Mais Thomas Traumann, commentateur politique et ancien ministre de la communication sous l’administration Rousseff, estime que cette certitude est hâtive: “Il nous reste encore deux siècles à parcourir jusqu’en 2022”.

Traumann a déclaré qu’il était clair que Bolsonaro était très affaibli – mais jusqu’à présent, les politiciens de droite, comme les gouverneurs de Rio de Janeiro et de São Paulo, semblent être ceux qui capitalisent le plus sur les erreurs de Bolsonaro. Et ces derniers temps, le Brésil traverse des semaines si imprévisibles et tumultueuses, qu’il est impossible de savoir quel en sera le résultat politique. «Nous savons tous que Bolsonaro sortira plus faible de la crise. Nous savons que vos erreurs ne seront pas pardonnées », a déclaré Traumann.

Comment les éléments politiques s’articuleront après cela, c’est ce que tout le monde essaie de savoir, a ajouté Traumann, comparant la crise brésilienne au début d’un tour sur les montagnes russes. “Nous savons tous que de nombreux rebondissements peuvent arriver … Nous nous dirigeons vers un monde inconnu … Nous naviguons dans l’obscurité.” Lula dit qu’il est certain d’une chose: qu’en période de crise nationale, le Brésil a besoin d’un leader capable d’unir ses 211 millions de citoyens.

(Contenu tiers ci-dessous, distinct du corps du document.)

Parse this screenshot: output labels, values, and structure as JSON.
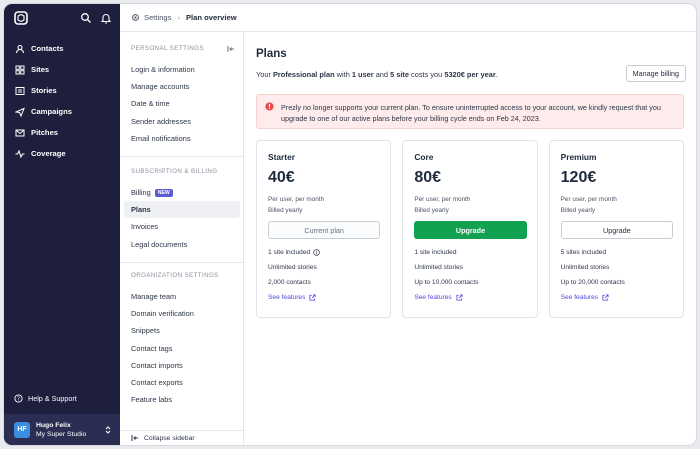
{
  "nav": {
    "items": [
      {
        "label": "Contacts",
        "icon": "contacts-icon"
      },
      {
        "label": "Sites",
        "icon": "sites-icon"
      },
      {
        "label": "Stories",
        "icon": "stories-icon"
      },
      {
        "label": "Campaigns",
        "icon": "campaigns-icon"
      },
      {
        "label": "Pitches",
        "icon": "pitches-icon"
      },
      {
        "label": "Coverage",
        "icon": "coverage-icon"
      }
    ],
    "help_label": "Help & Support",
    "user": {
      "initials": "HF",
      "name": "Hugo Felix",
      "studio": "My Super Studio"
    }
  },
  "breadcrumb": {
    "parent": "Settings",
    "current": "Plan overview"
  },
  "settings": {
    "sections": [
      {
        "title": "PERSONAL SETTINGS",
        "items": [
          "Login & information",
          "Manage accounts",
          "Date & time",
          "Sender addresses",
          "Email notifications"
        ]
      },
      {
        "title": "SUBSCRIPTION & BILLING",
        "items": [
          "Billing",
          "Plans",
          "Invoices",
          "Legal documents"
        ],
        "badge": "NEW"
      },
      {
        "title": "ORGANIZATION SETTINGS",
        "items": [
          "Manage team",
          "Domain verification",
          "Snippets",
          "Contact tags",
          "Contact imports",
          "Contact exports",
          "Feature labs"
        ]
      }
    ],
    "collapse_label": "Collapse sidebar"
  },
  "main": {
    "title": "Plans",
    "summary": {
      "p1": "Your ",
      "plan": "Professional plan",
      "p2": " with ",
      "users": "1 user",
      "p3": " and ",
      "sites": "5 site",
      "p4": " costs you ",
      "cost": "5320€ per year",
      "p5": "."
    },
    "manage_billing": "Manage billing",
    "alert": "Prezly no longer supports your current plan. To ensure uninterrupted access to your account, we kindly request that you upgrade to one of our active plans before your billing cycle ends on Feb 24, 2023.",
    "plans": [
      {
        "name": "Starter",
        "price": "40€",
        "per": "Per user, per month",
        "billed": "Billed yearly",
        "button": "Current plan",
        "features": [
          "1 site included",
          "Unlimited stories",
          "2,000 contacts"
        ],
        "see": "See features"
      },
      {
        "name": "Core",
        "price": "80€",
        "per": "Per user, per month",
        "billed": "Billed yearly",
        "button": "Upgrade",
        "features": [
          "1 site included",
          "Unlimited stories",
          "Up to 10,000 contacts"
        ],
        "see": "See features"
      },
      {
        "name": "Premium",
        "price": "120€",
        "per": "Per user, per month",
        "billed": "Billed yearly",
        "button": "Upgrade",
        "features": [
          "5 sites included",
          "Unlimited stories",
          "Up to 20,000 contacts"
        ],
        "see": "See features"
      }
    ]
  },
  "colors": {
    "sidebar": "#1d1f3d",
    "accent_green": "#12a150",
    "link": "#4f46e5",
    "alert_bg": "#fdeceb",
    "alert_icon": "#e5484d"
  }
}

“Un président devrait être comme un chef d’orchestre”, a-t-il dit. «Le problème est que notre chef d’orchestre ne sait rien de la musique, ne peut pas lire une partition et ne sait même pas comment fonctionnent les percussions ». «Il essaie de jouer de la musique classique avec des instruments de samba. Il a rendu l’orchestre fou – une tour de Babel », a-t-il déclaré. Il ne sait pas ce qu’il fait au palais présidentiel … Même Trump ne le prend pas au sérieux.

The Guardian | Traduit par Francis Gast.